AW: What do you like most about this TV series?
KO: First of all, I really like the fact that it was based on my original idea. A big part of me lives in every character in this story. Of course, it might also be proof that I’m an awful person, but frankly speaking, I was trying to be honest and tell a really down-to-earth story using a comic style and visually interesting costumes.

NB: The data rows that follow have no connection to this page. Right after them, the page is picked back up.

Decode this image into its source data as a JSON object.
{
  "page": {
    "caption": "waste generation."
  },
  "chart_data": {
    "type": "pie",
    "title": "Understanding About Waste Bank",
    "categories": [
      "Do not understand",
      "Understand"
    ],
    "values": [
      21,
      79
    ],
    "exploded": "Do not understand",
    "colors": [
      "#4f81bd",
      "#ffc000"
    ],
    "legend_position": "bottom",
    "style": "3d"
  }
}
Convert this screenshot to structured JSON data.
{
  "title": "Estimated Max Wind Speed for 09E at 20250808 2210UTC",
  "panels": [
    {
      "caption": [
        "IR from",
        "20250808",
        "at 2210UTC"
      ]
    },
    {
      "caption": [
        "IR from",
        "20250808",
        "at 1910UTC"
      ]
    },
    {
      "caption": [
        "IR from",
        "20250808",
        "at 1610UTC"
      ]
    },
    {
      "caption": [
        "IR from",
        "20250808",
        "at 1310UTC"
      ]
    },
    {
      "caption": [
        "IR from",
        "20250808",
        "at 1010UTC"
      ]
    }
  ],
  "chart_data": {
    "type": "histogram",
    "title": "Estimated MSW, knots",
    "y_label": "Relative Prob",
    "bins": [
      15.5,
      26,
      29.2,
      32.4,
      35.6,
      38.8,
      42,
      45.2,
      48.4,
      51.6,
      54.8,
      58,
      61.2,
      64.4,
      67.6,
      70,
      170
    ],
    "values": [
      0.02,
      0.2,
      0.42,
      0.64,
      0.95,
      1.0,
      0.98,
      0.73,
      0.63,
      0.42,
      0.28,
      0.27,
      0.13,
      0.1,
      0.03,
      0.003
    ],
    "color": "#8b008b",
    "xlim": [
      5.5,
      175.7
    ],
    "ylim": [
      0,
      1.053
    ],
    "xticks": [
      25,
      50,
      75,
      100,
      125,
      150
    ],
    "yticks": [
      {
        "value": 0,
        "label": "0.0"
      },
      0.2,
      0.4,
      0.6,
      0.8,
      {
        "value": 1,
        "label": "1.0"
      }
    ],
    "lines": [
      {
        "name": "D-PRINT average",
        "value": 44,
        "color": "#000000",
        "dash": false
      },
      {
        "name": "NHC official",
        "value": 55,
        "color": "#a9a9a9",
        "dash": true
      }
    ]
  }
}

GW: I feel that there is a lack of quality animated series made for teenagers. I believe that How I became a Supervillain has all the aspects of a good production for teenagers, edgy animation, bold humour, and a quirky look.
AW: What kind of message would you like to deliver to the audience, or what kind of experience do you want to give to the audience through your animation series?
KO: From my point of view, the message of the series is rather simple: “There’s no hope at all and things will always go in a worst possible way… Until a happy ending!”(laughs)
GW: The series is a comedy and a slightly-twisted take on the generation gap and difficulties in communication between family members. It is something that a lot of us struggle with and I do think that many among you will reflect on the situations that the series presents, or find them familiar in a way.
Difficulty and Support
AW: What kind of difficulties did you meet through the development of the project so far, if you have any?
GW: The biggest challenge for us lied in finding a good balance between Krzysztof’s uncompromising narrative and visual style, and developing it in a way that the series would fit the expectations and needs of the audience. I believe that the audience will like what we’ve delivered, however I find it very challenging to convince the right people to invest in our project. It’s difficult not to notice that it looks way different than other series addressed to teens.
AW: Could you please tell us what stage your project is at now? And what kind of support are you looking for?
GW: The overall concept of the series has been completed on the development stage that we went through thanks to the grant of the Polish Film Institute. We’ve fully completed the development stage; we have 13 scripts written and the pilot episode completed.
Currently, we’re looking for partners that would like to get on board of the project as co-producers. We feel that teaming up with a co-production partner would bring the project to the whole new level. We’re also seeking for broadcasters willing to get involved in the production.
AW: What is the schedule? When do you plan to release the animation if everything goes well?
GW: The plan is to secure the financing by May and go into production so that we could then deliver the first season by mid 2018.